The Lumberjack student newspaper
Graphic by Valen Lambert.

A billboard badly done beyond all believable bounds


by  Dezmond Remington

I wish I could start this article with a funny anecdote about a billboard I once saw somewhere. I wish I could remember something about the giant ads on the side of the road that beg for your dollar with flaking stock photos of smiling people, content with their decisions to consume product X. That would make an incredible comparison to Cal Poly Humboldt’s website, but the problem is that they’re both too boring and too similar for it to even be clever. 

The fonts are huge. The slogans are worn and used. It’s completely uninformative, incredibly boring, and entirely useless. It’s a 2.5 second elevator pitch meant for the uninitiated, the outsiders. What’s the real difference between a beer ad featuring a picture of a frosty bottle 12 feet tall and a glamor shot of a redwood on campus? 

The website as it is designed now is simply the front-facing outlet for the administration’s constant hunger for more; more money, more students, more buildings, a Moloch filled with an evil lust. Very little is there for the current students, unless they figure out how to navigate its byzantine backrooms. Want an easy answer for when tuition is due? Good luck. How about some information about major requirements or how scholarships are processed? Have fun banging your head on your desk after searching relentlessly for an hour for an easy answer. How do I add a minor? Go fuck yourself. 
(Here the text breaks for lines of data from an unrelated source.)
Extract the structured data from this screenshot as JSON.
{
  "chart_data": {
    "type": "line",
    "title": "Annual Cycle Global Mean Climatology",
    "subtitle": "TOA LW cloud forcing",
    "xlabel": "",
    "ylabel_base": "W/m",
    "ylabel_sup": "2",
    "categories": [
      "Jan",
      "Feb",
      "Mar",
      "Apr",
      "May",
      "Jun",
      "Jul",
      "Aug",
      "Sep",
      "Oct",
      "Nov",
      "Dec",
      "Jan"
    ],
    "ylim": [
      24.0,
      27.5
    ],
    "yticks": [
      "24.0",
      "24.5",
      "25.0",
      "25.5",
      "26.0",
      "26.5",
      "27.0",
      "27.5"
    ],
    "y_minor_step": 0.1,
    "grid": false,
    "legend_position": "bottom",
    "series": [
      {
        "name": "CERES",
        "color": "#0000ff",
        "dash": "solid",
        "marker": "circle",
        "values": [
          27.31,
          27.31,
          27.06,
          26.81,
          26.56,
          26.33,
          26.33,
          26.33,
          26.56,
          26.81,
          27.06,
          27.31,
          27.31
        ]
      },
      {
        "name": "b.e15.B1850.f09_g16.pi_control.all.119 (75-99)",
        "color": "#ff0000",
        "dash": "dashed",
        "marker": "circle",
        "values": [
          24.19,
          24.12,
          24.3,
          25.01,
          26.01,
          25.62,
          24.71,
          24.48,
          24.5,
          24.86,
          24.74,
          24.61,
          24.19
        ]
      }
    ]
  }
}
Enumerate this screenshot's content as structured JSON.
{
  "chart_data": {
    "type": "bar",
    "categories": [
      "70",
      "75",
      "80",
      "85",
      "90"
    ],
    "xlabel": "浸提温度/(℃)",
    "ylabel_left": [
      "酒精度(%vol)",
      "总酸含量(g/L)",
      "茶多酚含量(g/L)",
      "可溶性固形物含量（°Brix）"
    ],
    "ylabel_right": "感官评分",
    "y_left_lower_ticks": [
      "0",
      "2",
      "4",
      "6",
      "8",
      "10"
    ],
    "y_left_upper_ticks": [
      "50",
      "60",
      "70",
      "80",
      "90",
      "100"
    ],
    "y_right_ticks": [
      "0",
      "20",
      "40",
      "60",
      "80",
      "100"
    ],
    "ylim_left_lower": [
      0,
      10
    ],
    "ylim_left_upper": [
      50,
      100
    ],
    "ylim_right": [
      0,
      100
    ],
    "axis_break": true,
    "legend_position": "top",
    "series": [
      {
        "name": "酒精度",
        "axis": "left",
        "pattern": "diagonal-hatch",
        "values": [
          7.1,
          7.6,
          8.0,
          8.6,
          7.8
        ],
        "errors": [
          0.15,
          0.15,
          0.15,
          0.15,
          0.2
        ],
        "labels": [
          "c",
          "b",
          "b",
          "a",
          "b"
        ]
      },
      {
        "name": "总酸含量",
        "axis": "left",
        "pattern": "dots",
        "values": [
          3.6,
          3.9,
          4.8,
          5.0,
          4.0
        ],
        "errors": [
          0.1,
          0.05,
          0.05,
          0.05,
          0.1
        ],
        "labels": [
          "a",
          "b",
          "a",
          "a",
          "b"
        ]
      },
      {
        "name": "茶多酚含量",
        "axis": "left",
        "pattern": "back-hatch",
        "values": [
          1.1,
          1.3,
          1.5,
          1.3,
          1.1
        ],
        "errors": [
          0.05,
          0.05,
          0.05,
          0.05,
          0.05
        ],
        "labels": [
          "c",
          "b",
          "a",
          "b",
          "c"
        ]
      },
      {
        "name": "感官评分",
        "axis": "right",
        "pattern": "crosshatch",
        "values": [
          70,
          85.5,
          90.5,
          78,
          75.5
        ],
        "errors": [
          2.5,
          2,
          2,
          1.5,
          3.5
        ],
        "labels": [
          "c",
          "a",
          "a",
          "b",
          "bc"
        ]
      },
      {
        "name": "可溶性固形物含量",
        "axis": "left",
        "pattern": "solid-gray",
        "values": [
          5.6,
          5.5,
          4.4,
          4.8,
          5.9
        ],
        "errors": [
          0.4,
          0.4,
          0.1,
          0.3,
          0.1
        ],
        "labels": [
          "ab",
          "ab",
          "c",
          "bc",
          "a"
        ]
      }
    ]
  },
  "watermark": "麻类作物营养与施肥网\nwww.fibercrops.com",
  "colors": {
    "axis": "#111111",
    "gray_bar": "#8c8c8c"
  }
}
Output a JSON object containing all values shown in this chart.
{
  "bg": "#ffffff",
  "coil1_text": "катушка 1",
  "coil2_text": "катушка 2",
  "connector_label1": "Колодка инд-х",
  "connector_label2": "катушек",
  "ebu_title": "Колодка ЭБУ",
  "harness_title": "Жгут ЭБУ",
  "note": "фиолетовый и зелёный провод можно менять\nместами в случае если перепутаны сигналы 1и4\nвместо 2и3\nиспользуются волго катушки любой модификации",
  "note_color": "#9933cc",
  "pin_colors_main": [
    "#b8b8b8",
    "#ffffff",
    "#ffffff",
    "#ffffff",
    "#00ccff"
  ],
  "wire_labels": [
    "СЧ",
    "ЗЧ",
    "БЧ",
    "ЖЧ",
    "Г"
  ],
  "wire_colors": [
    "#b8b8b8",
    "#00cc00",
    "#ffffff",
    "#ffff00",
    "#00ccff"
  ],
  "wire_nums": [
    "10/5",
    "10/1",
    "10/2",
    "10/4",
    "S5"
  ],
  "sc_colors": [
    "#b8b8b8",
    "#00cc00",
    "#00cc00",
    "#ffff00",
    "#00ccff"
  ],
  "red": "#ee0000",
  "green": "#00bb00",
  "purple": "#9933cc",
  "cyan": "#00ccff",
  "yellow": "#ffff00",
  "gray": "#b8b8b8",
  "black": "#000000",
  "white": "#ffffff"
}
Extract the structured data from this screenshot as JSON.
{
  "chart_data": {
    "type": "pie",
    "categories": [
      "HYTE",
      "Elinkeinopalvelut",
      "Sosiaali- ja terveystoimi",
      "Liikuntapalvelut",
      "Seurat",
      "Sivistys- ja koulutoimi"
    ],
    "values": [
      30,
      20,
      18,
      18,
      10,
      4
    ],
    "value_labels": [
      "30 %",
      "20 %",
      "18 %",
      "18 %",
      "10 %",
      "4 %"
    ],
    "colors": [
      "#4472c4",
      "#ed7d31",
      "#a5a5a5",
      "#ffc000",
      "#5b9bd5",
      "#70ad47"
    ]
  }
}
The answers to so many really important questions aren’t on the website at all, as I’ve found out too many times, but trapped in the heads of some advisor I didn’t even know I had or a luddite department chair with an allergy to answering emails. Instead of taking the time to make a well-linked, easy to use website with simple answers to common questions for students, the website is filled with factoids about platitudes such as how many alumni graduate with practical experience or how strong the campus community is. Who cares? Whoever designed the damned thing made it really easy to find information about energy-saving programs that have long since gone broke or their supposed commitment to “inclusive excellence,” but not crucial need-to-know things for, say, disabled students or people here on a WUE scholarship. 

If the website had simply always been this way, maybe there would be an excuse. Maybe it got grandfathered in, unable to face the challenges of a polytechnic with a lot of outside interest to the tune of over 20,000 applicants for this fall semester. However, it got redone this year, with brand-new typefaces and different photos, updated housing pages and a clearer “Purpose and Vision” page, whatever that means. Current students were not consulted on what they would have liked done with it outside of purely aesthetic choices, buried in a survey launched in one of dozens of official emails most students get. 

It’s sad. It would be so nice if it was completely redesigned, with actual input from students beyond simple feedback on logos designed by East Coast marketing firms. There should be a focus on making the important stuff people want to know very clear. The website should function beyond mere solicitation. I hope there’s a push to change that. Make the big paragraph on the homepage claiming to “help you find the answers” true.